Emap's radio division is preparing to axe a number of newsroom jobs in Scotland while other Scottish radio stations are recording their highest ever audience figures.
Scottish MPs have expressed outrage over the effect planned job cuts by Emap will have on coverage of forthcoming elections.
A cost-cutting strategy is underway that affects radio stations in Scotland, England and Northern Ireland.
The move comes at a time when other Scottish radio stations are experiencing a boom. BBC Radio Scotland, Real Radio Scotland and Talk 107 are celebrating record audience figures, according to results published yesterday by Rajar.
Real Radio Scotland has achieved its highest ever listening figures, gaining more than 60,000 listeners in the last year. The
GMG-owned station is listened to by 762,000 people – an
increase of 8.7 per cent.
Edinburgh's Talk 107, which
launched in February last year, has gained an extra 11,000 listeners in
the last quarter – up from 23,000 to 34,000.
And BBC Radio Scotland has boosted its listening figures by 7.8 per cent and is now heard by almost 1.1 million people.
But the Scottish National Party’s media spokesman, Stewart Maxwell MSP, expressed concern that Emap newsroom cuts would affect the stations' ability to cover their patch.
The media group currently owns 13 radio stations in Scotland, following its purchase of Scottish Radio Holdings in June 2005.
Maxwell told Press Gazette: “Emap makes plenty of money; it’s not as if it is a company that’s losing money and has to make job cuts to survive, this is about increased profits.” Stewart said he was concerned that cutting Radio Forth’s newsroom from nine to five staff would seriously affect the Edinburgh station’s output.

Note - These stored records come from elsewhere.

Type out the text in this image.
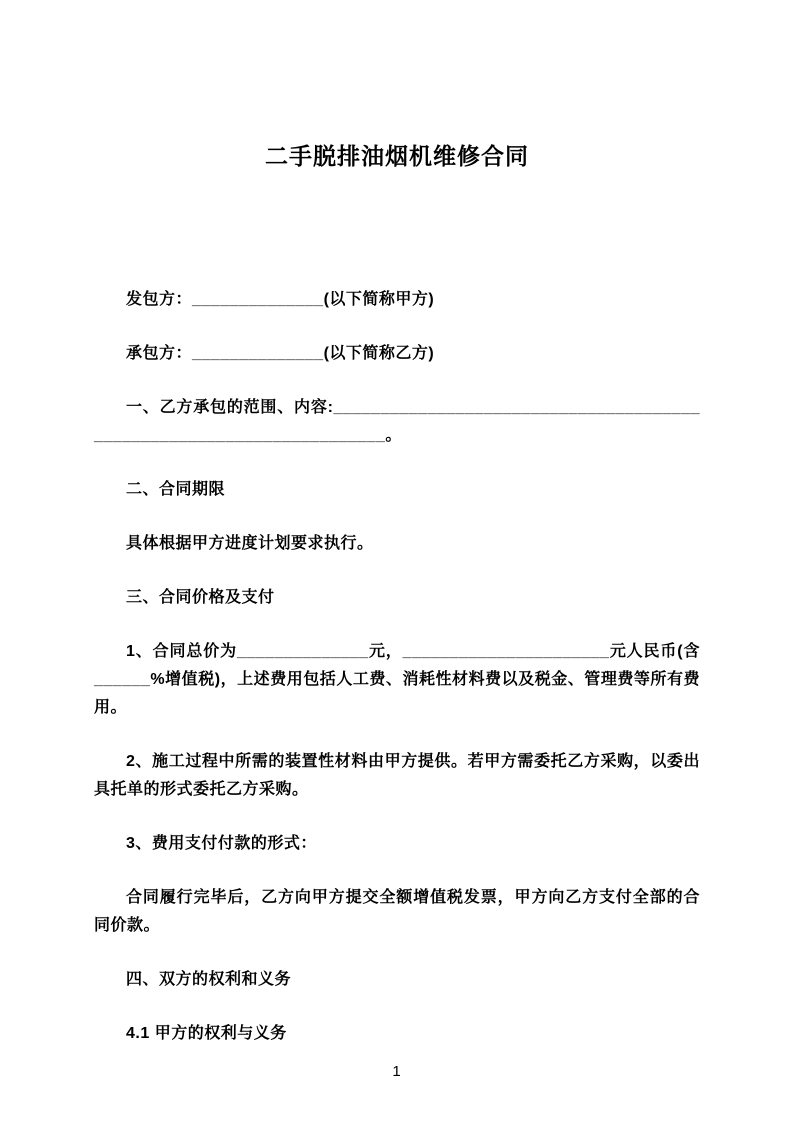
二手脱排油烟机维修合同

发包方：______________(以下简称甲方)

承包方：______________(以下简称乙方)

一、乙方承包的范围、内容:______________________________________________________________________。

二、合同期限

具体根据甲方进度计划要求执行。

三、合同价格及支付

1、合同总价为______________元，______________________元人民币(含______%增值税)，上述费用包括人工费、消耗性材料费以及税金、管理费等所有费用。

2、施工过程中所需的装置性材料由甲方提供。若甲方需委托乙方采购，以委出具托单的形式委托乙方采购。

3、费用支付付款的形式：

合同履行完毕后，乙方向甲方提交全额增值税发票，甲方向乙方支付全部的合同价款。

四、双方的权利和义务

4.1 甲方的权利与义务

1
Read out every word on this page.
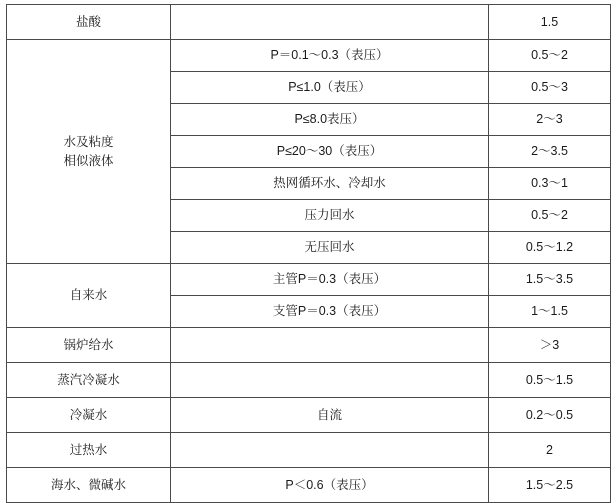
盐酸		1.5

水及粘度
相似液体	P＝0.1～0.3（表压）	0.5～2
	P≤1.0（表压）	0.5～3
	P≤8.0表压）	2～3
	P≤20～30（表压）	2～3.5
	热网循环水、冷却水	0.3～1
	压力回水	0.5～2
	无压回水	0.5～1.2
自来水	主管P＝0.3（表压）	1.5～3.5
	支管P＝0.3（表压）	1～1.5
锅炉给水		＞3
蒸汽冷凝水		0.5～1.5
冷凝水	自流	0.2～0.5
过热水		2
海水、微碱水	P＜0.6（表压）	1.5～2.5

He said: “How it will cope in trying to cover this area plus all the events such as the festival and Parliament I don’t know. “We also have an election coming up in three months and it looks like Emap has given up on any in-depth and substantive coverage of Scottish affairs.”
As early as December last year, Emap bosses emailed managers to warn that plummeting advertising and magazine closures abroad meant the company was on a “war footing” and looking to undertake a cost-cutting drive.
An Emap spokeswoman declined to confirm the actual numbers involved, because staff are in a 30-day consultation period and said “nothing is a done deal until every avenue has been explored”. It is understood that around 20 jobs across the whole of Scotland, 20 jobs across England and about 10 in Northern Ireland will be axed.
The company stressed that, contrary to some press reports, Emap is not closing newsrooms and each station will continue to have local journalists.